◆豊かな瀬戸内の海

 穏やかな気温、恵まれた土地、豊かな海、優雅な生活、こんな言葉が並ぶと、そこはまるで楽園のように思えてくる。人間は環境によって人生も左右すると言っても過言ではない。そこに住む人達の顔を見れば分かる。そして話をしてみれば人の良さが伝わってくる。そんな長閑な漁村に出会った。

 そこは瀬戸内海の東の端に位置する、兵庫県姫路市の海岸線であった。一級河川の揖保川、夢前川などの河口に吐き出していく土砂は、長い年月を掛けて豊かな土地を育んだ。と同時に養分を含んだ河口付近は、豊かな海の恵みの宝庫となっていた。

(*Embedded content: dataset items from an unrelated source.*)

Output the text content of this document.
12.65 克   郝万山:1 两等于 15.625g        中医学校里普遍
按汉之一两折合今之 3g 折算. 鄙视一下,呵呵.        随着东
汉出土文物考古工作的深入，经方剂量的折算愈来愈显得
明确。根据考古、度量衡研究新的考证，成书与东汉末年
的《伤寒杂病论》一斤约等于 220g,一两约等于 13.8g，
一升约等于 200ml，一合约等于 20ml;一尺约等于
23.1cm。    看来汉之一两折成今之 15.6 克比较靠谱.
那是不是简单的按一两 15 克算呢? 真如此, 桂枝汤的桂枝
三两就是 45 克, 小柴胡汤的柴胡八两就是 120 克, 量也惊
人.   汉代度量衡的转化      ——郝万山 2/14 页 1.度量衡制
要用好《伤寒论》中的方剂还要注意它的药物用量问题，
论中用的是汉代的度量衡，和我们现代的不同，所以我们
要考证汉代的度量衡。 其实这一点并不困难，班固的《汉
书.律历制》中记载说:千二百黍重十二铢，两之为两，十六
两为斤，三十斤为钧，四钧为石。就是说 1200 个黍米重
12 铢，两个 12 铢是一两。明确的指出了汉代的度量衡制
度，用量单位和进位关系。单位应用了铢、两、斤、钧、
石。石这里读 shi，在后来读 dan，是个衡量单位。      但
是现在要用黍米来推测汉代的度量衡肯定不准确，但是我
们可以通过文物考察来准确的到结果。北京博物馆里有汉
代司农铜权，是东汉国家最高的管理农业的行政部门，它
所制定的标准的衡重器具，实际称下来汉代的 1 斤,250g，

 そのなかに網干(あぼし)という地名があった。その由来は漁師が漁を休み、浜で網を干していた風景から来たとのこと。私の友人の一人がここに住んでいて、実に面白い名前であったので、今でも忘れ得ない人物となっている。その名は「釣井」さん。網干の釣井さんである。如何にもこの地域を代表するかのような名前であった。これらの川の上流からは、高瀬舟で多くの品が運ばれて来た。薪炭、鉄、米穀、それに龍野の醤油などがあり、上方への中継の役割を果たしていた。

 麗かな春の太陽をいっぱい受け、サギが波打ち際でジーと餌が来るのを待っていた。そして浜辺では大きな網が干されていた。昔から何も変わらない長閑な風景であった。漁師さんたちにとって目の前の豊かな海は、生活の糧であり仕事場でもある。まさにそこは無限の宝庫として見えるであろう。美しい海に感謝だ。